Таковы предпосылки американской революции эго, затронувшей нас всех. В отличие от идей фрейдистов и европейских христиан, новое видение предполагало, что человек изначально заслуживает лучшего и внутри него уже заложено все, что сделает его здоровым, богатым и счастливым. Разумеется, отчасти это возрождение древнегреческой идеи безграничного совершенствования, основанной на всемогущем «я». Общим у двух стран была еще и необычная обособленная организация: в то время как Греция делилась на полисы – города-государства, Америка была содружеством «соединенных штатов», чья независимость от центральной власти (кроме открыто оговоренных исключений) освящена в Билле о правах. Вполне объяснимо, что этот новый особенный ландшафт дал мощный толчок развитию индивидуализма.
Но, разумеется, чтобы люди смогли по-настоящему измениться, должно было сперва измениться то, как они сходятся с другими и обходят их. Долгий XIX век стал эпохой интеллектуальной и экономической революции, во время которой достижения в науке, технологиях и производстве буквально перевернули представления о том, кто мы есть. То была эра Дарвина, Пастера и доктора Джона Сноу [38], паровых машин и массового производства, железных дорог, электрификации, повышения уровня жизни; истоков социальной мобильности; магнетизма, гипноза, электричества, генов, наследственности, адаптации, эволюции, микробов, инфекций, сил природы – невидимых и вездесущих – внутри нас, под землей и в воздухе. Эта великая буря, без сомнения, сотрясла западное «я».
В прежние эпохи, когда участь человека столь сильно зависела от милости природы, именно физическая среда во многом определяла нашу сущность. Но с наступлением нового времени, когда все меньше людей жило за счет земли, мы становились все свободнее от ее тирании. Мы все еще задавались вопросом, приходя в этот мир: «Что мне делать, чтобы преуспеть?», но с тех пор экономика стремительно становилась почвой для «я» и его мощной контролирующей силой.

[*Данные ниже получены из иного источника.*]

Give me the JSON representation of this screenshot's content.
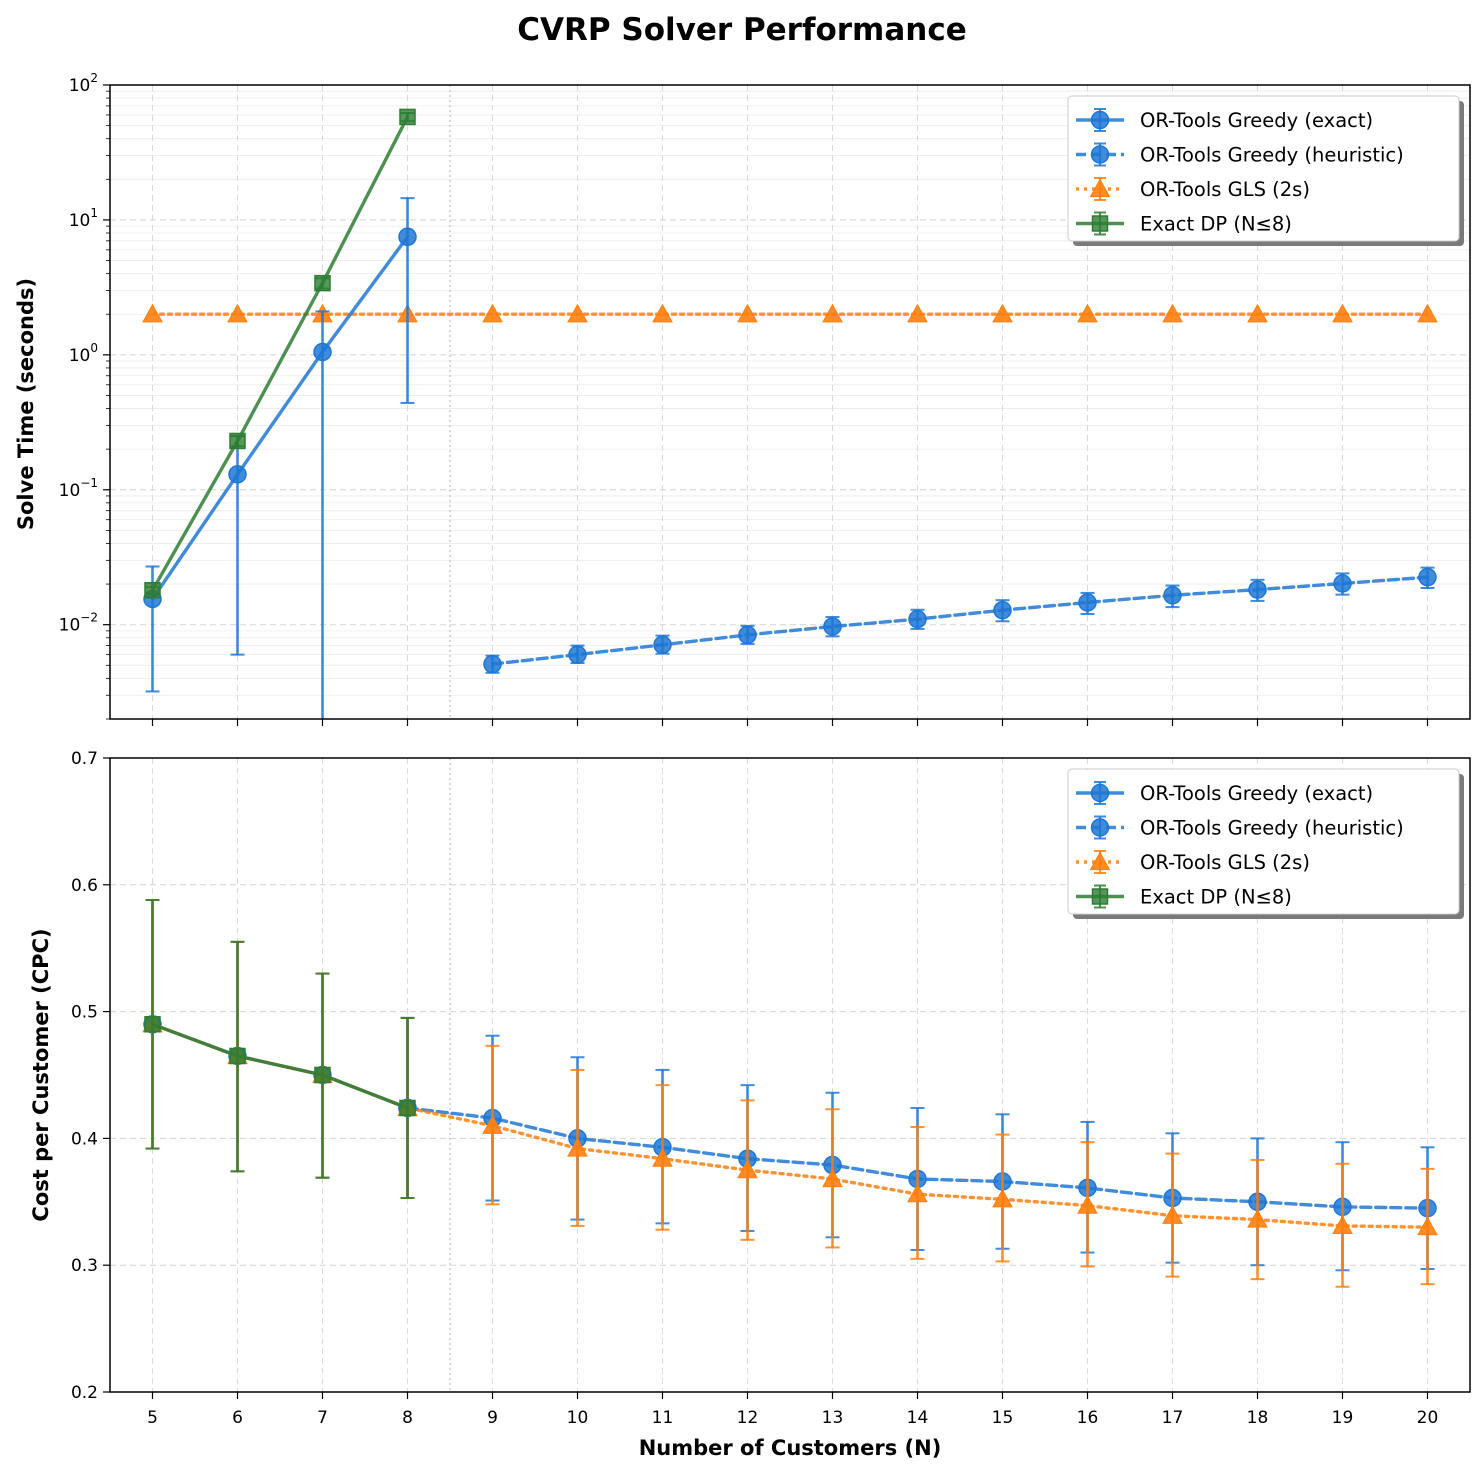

Разумеется, такие сдвиги происходили не только в Америке. В Европе экономическая среда также создавала новые формы идеального «я». В 1859 году бывший журналист, железнодорожник и политический активист (а также, как непостижимым образом оказалось, мой прапрадядя) Сэмюэл Смайлс опубликовал «Помощь себе» – первую книгу такого рода, неожиданно ставшую бестселлером. Ею он хотел «побудить молодежь серьезно заниматься достижением правильных целей, не жалея труда, сил, с полной самоотдачей – и полагаться на себя, а не надеяться на помощь или покровительство». Для того, кто жил в Великобритании до промышленной революции, такой посыл мог показаться неправдоподобно оптимистичным. Однако теперь совсем не обязательно было покорно «знать свое место»: терпение и труд могли значительно улучшить жизненный удел.
Это новое представление о личности говорило об изменениях и в мире, и в чаяниях людей, его населяющих. «До XVIII столетия вся власть сосредотачивалась в руках землевладельцев-аристократов, – рассказывает профессор истории Кейт Уильямс. – Смайлс писал в эпоху промышленной революции, стремительного распространения образования и предлагаемых империей экономических возможностей». Впервые человек из среднего класса мог преуспеть, если прикладывал достаточно усилий. Однако требовалась новая рабочая этика, и в своей книге Смайлс отчасти вывел ее. В поисках пропитания и защиты идеальное «я» отныне не полагалось ни на земную знать, ни на Царя Небесного. Хотя христианская этика продолжала доминировать, диктуя глубокий интерес к самоотречению, умеренности и чистоте духа, однако жизнь и благополучие все больше и больше предполагали решение самого индивида. Успех и улучшение положения в обществе становились новыми целями. Выбравшись из-под ливня религии, честолюбие высушило свои крылья и приготовилось взмыть в небо.